Treatment for breast cancer can cause changes both to you and how you feel about yourself. It may take some time for you (and your partner if you have one) to adjust to these changes. You may feel a sense of loss or become angry that your sexual life has changed so much.
However, some women find that experiencing a life-threatening illness like cancer makes them want to embrace life fully and they put more energy and enthusiasm into their sex lives because of this.
Everyone’s feelings are different and it’s important to remember there’s no wrong or right way to feel. Being honest with yourself and with those close to you can help you understand both how you feel about your breast cancer and how it’s affected your sexuality.
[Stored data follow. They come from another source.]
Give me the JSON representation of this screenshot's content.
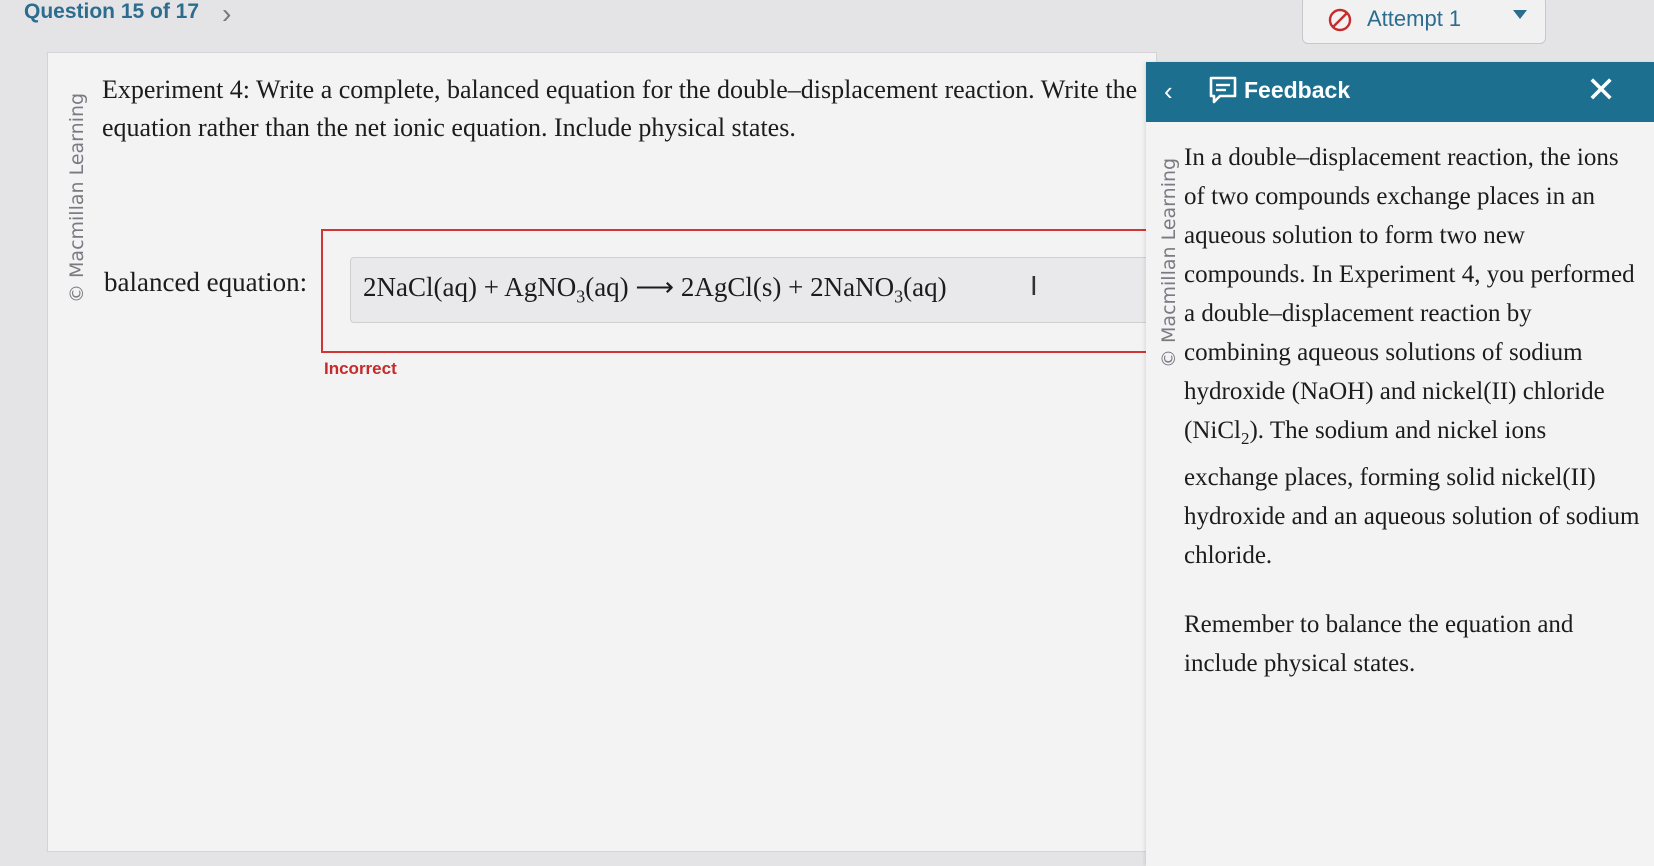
{
  "header": {
    "question_counter": "Question 15 of 17",
    "attempt_label": "Attempt 1",
    "accent_color": "#2c6d8f"
  },
  "question": {
    "watermark": "© Macmillan Learning",
    "prompt": "Experiment 4: Write a complete, balanced equation for the double–displacement reaction. Write the equation rather than the net ionic equation. Include physical states.",
    "answer_label": "balanced equation:",
    "answer": {
      "lhs1": "2NaCl(aq) + AgNO",
      "lhs1_sub": "3",
      "lhs2": "(aq)",
      "arrow": "⟶",
      "rhs1": "2AgCl(s) + 2NaNO",
      "rhs1_sub": "3",
      "rhs2": "(aq)"
    },
    "status": "Incorrect",
    "status_color": "#c62a2a"
  },
  "feedback": {
    "title": "Feedback",
    "watermark": "© Macmillan Learning",
    "paragraph1_a": "In a double–displacement reaction, the ions of two compounds exchange places in an aqueous solution to form two new compounds. In Experiment 4, you performed a double–displacement reaction by combining aqueous solutions of sodium hydroxide (NaOH) and nickel(II) chloride (NiCl",
    "paragraph1_sub": "2",
    "paragraph1_b": "). The sodium and nickel ions exchange places, forming solid nickel(II) hydroxide and an aqueous solution of sodium chloride.",
    "paragraph2": "Remember to balance the equation and include physical states.",
    "header_color": "#1c6f8e"
  }
}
You might like to order our Moving forward resource pack, available from our publications section. The pack contains information on a range of topics that may be relevant to you after treatment for primary breast cancer.
Seeking professional help
If you’re concerned about any issues relating to your sexuality and sexual relationships that you want help in resolving it may be worthwhile talking to your oncologist, breast care nurse or GP.
Even if it’s been a while since you finished your treatment your breast care nurse can still be a useful point of contact. She may be able to help with some of the difficulties you’re experiencing – for example, issues around reconstruction, vaginal dryness or concerns about menopausal symptoms.
In some instances you may need specialised help and sometimes it can be easier to talk to a healthcare professional than someone close to you. This may mean you, or you and your partner, seeing a counsellor or a therapist who deals specifically with sexual issues. Your GP or breast care nurse should be able to help arrange this for you.